R ⁴ 、R ⁵ 、R ⁶ r is R ⁷ Each independently represents R ¹¹ 、OR ¹¹ 、SR ¹¹ 、COR ¹⁴ 、CONR ¹⁵ R ¹⁶ 、NR ¹² COR ¹¹ 、OCOR ¹¹ 、COOR ¹⁴ 、SCOR ¹¹ 、OCSR ¹¹ 、COSR ¹⁴ 、CSOR ¹¹ A hydroxyl group, CN or halogen atom, R ⁴ And R is R ⁵ 、R ⁵ And R is R ⁶ And R is ⁶ And R is R ⁷ The rings may be formed separately and together with each other,

R ¹⁴ 、R ¹⁵ r is R ¹⁶ Represents a hydrogen atom or an alkyl group having 1 to 20 carbon atoms, R ¹⁴ 、R ¹⁵ R is R ¹⁶ The alkyl portion of the group represented may have a branched side chain or may be a cyclic alkyl group, R ⁸ R represents ¹¹ 、OR ¹¹ 、SR ¹¹ 、COR ¹¹ 、CONR ¹² R ¹³ 、NR ¹² COR ¹¹ 、OCOR ¹¹ 、COOR ¹¹ 、SCOR ¹¹ 、OCSR ¹¹ 、COSR ¹¹ 、CSOR ¹¹ A hydroxyl group, a CN or a halogen atom,

k represents 0 or 1.

4. The photocurable green resin composition according to any one of claims 1-3, wherein the half-width of a peak exhibiting a maximum transmittance in a wavelength range of 380nm to 700nm of the transmission spectrum is 70nm or less when a cured film is formed at a film thickness of 3.0 μm.

5. The photocurable green resin composition according to any one of claims 1-4, wherein the wavelength exhibiting the maximum transmittance in the wavelength range of 380nm to 700nm of the transmission spectrum is in the range of 525nm to 545nm when a cured film is formed at a film thickness of 3.0 μm.
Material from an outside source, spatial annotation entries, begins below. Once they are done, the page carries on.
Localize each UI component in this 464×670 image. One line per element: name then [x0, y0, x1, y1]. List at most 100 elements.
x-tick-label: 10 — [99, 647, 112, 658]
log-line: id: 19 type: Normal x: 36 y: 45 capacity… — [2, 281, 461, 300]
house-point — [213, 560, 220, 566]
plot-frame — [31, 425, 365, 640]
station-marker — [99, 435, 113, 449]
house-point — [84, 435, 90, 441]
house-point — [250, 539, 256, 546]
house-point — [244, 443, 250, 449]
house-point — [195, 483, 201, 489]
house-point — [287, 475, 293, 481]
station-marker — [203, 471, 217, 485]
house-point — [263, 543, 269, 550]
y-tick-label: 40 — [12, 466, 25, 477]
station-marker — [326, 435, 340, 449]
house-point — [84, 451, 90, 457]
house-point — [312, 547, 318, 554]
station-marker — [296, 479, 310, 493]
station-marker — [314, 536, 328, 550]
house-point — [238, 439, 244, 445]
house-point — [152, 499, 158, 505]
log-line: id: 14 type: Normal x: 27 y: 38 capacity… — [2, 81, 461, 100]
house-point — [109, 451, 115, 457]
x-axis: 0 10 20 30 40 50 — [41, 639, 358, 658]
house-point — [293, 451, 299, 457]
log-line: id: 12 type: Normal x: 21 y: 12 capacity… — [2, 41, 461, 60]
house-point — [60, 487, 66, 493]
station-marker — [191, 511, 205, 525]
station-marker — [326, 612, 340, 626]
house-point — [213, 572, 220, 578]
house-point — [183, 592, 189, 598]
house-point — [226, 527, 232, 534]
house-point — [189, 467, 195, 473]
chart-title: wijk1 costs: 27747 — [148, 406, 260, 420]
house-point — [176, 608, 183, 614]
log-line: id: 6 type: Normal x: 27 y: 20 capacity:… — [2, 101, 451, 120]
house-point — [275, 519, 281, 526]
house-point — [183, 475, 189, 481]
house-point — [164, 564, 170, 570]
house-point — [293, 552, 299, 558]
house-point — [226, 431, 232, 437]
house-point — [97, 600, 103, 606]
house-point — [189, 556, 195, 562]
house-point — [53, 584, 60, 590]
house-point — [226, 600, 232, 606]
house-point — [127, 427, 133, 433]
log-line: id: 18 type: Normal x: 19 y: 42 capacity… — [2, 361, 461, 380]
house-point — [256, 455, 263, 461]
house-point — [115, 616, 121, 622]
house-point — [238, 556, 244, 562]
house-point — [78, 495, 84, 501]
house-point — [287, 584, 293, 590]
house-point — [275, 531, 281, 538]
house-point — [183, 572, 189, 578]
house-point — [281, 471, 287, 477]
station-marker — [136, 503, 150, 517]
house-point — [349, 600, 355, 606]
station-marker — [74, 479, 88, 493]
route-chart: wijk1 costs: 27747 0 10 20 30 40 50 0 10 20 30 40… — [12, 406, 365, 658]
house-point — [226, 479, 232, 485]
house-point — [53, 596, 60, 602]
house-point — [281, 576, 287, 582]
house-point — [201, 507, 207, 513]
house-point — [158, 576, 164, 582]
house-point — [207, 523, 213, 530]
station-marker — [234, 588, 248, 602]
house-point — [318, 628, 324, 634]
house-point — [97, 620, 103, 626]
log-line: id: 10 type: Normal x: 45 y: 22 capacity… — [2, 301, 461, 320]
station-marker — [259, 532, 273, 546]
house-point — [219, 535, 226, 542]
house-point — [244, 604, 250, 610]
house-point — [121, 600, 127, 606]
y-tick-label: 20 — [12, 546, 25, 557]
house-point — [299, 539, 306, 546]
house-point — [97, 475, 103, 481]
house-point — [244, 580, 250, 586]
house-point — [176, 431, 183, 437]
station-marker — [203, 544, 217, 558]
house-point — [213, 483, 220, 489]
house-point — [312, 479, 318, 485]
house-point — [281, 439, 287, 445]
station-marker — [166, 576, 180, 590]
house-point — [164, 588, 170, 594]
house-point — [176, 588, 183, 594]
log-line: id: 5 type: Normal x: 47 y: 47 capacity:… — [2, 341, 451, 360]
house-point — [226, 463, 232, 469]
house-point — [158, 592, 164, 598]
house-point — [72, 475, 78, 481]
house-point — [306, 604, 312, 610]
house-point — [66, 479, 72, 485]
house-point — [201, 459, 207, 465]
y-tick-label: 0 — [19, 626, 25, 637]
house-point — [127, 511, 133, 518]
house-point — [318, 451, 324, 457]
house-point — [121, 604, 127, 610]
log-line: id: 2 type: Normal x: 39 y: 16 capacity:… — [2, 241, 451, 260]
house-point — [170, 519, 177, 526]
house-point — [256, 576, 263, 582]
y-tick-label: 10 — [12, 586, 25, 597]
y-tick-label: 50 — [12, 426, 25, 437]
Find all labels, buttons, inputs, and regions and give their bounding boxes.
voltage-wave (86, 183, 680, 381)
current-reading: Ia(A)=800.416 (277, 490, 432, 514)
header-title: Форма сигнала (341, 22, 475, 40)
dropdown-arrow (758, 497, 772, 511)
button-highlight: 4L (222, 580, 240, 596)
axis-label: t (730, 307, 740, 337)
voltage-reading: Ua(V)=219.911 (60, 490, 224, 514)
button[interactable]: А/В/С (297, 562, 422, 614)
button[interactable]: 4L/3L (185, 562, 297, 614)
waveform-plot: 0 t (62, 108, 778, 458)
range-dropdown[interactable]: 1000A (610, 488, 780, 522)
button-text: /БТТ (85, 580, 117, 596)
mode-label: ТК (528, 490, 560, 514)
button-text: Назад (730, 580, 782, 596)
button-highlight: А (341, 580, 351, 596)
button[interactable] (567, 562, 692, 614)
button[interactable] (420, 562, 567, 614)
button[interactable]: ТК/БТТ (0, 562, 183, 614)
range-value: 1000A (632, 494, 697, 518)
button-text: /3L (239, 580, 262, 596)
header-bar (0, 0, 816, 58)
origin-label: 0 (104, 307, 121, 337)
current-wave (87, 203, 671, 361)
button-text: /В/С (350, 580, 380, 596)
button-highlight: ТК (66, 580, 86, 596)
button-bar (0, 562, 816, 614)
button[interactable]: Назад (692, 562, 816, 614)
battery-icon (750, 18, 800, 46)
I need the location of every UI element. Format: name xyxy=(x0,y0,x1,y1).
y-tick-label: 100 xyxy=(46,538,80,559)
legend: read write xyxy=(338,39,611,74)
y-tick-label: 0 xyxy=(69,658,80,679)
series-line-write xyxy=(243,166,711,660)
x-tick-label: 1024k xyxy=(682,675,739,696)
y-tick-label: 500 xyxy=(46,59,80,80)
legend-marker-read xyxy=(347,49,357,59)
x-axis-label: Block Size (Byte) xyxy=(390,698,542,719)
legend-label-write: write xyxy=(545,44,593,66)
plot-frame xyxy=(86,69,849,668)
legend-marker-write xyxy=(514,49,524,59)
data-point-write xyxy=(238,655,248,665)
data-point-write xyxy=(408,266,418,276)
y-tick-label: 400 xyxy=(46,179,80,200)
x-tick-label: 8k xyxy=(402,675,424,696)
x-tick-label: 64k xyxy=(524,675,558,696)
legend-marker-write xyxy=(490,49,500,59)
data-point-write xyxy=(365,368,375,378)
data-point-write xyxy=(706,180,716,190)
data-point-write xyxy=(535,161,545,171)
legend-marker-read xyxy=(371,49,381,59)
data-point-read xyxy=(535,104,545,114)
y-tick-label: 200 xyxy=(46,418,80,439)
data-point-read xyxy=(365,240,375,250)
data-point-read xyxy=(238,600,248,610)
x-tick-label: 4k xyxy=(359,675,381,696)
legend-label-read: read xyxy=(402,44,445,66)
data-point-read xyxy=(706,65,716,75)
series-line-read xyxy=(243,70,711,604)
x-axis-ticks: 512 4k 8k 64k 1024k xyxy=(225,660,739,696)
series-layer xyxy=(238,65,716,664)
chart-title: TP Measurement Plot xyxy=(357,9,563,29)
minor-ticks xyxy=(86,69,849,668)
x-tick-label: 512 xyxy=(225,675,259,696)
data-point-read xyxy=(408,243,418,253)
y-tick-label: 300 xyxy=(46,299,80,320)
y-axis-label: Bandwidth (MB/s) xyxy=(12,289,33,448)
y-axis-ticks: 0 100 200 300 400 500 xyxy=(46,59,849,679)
6. A display device having the cured film of the photocurable green resin composition according to any one of claims 1 to 5 on an organic light-emitting element.

7. A method for producing a laminate of an organic light-emitting element and an external light reflection preventing film, comprising the step of forming a cured film of the photocurable green resin composition according to any one of claims 1 to 4 on the organic light-emitting element by comprising the steps of:

a step of forming a coating film by applying the photocurable green resin composition according to any one of claims 1 to 5 onto an organic light-emitting element;

a step of irradiating the coating film with light;

A post-baking step of heating the irradiated film; and

And developing the film after the irradiation.

8. The method for producing a laminate of an organic light-emitting element and an external light reflection preventing film according to claim 7, wherein a heating temperature in the post-baking step is 130 ℃ or lower.